Synthesis and in vivo validation of [O-methyl-11C]2-{4-[4-(7-methoxynaphthalen-1-yl)piperazin-yl]butyl}-4-methy1-2H-[1,2,4]triazine-3,5-dione:: A novel 5-HT1A receptor agonist positron emission tomography ligand

Antagonist 5-HT1A PET ligands are available, but an agonist ligand would give more information about signal transduction capacity. Synthesis and in vivo evaluation of [O-methyl-C-11]2-{4-[4-(7-methoxynaphthalen-1-yl)piperazin-1-yl]butyl}-4-methyl-2H-[1,2,4]triazine-3,5-dione (10), a potential high affinity (K-i = 1.36 nM) 5-HT1A agonist PET tracer is described. Piperazine 10 is a 5-HT1A agonist with an EC50 comparable to serotonin, based on cAMP formation and GTP(gamma)S binding assays.
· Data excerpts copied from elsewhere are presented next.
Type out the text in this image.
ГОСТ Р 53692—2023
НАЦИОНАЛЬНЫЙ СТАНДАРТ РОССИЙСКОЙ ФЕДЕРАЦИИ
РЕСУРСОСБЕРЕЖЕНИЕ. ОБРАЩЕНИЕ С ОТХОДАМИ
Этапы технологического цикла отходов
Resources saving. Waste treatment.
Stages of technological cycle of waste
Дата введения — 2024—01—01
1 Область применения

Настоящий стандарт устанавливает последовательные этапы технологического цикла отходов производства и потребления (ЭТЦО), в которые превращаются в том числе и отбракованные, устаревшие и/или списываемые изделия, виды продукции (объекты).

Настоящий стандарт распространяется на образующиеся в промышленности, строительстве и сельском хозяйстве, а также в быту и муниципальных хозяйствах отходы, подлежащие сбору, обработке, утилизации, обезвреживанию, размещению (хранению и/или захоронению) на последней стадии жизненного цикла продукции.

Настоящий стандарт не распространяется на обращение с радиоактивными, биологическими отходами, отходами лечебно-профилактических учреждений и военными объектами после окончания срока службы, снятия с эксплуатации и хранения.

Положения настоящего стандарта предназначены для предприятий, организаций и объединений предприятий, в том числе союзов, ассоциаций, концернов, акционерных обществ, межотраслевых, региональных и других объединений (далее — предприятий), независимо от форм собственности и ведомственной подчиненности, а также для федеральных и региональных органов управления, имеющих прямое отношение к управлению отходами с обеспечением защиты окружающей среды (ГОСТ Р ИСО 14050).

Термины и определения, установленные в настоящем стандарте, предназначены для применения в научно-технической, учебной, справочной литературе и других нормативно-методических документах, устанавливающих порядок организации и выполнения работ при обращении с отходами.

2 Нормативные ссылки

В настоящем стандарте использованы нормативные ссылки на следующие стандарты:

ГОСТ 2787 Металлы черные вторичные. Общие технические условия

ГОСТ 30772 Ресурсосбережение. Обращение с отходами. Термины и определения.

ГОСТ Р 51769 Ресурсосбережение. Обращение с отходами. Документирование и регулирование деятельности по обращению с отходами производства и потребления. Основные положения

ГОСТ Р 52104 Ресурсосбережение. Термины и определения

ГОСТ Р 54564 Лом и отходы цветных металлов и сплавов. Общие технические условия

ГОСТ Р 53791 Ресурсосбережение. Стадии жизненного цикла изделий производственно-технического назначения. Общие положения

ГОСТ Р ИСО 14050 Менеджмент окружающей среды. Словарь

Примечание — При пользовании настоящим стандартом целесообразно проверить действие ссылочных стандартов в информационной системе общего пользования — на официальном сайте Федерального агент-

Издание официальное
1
Radiosynthesis of [C-11]10 has been achieved by reacting 2-{4-[4-(7-hydroxynaphthalen-1-yl)piperazin-1-yl]butyl}-4-methyl-2H-[1,2,4]triazitle-3,5-dione (9) and [C-11]CH3OTf in 25 +/- 5% (n = 15) yield at the end of synthesis (EOS). The chemical and radiochemical purities of [C-11]10 were > 99% with a specific activity 1500 +/- 300 Ci/mmol (n = 15). PET studies in anesthetized baboon demonstrate [C-11]10 specific binding, in brain regions rich in 5-HTIA receptors. Binding of [C-11]10 was blocked by WAY 100635 and 8-OH-DPAT. The regional brain volumes of distribution (V-T) of [C-11]10 in baboon correlate with [C-11]WAY100635 V-T in baboons. These data provide evidence that [C-11]10 is the first promising agonist PET tracer for the 5-HTIA receptors.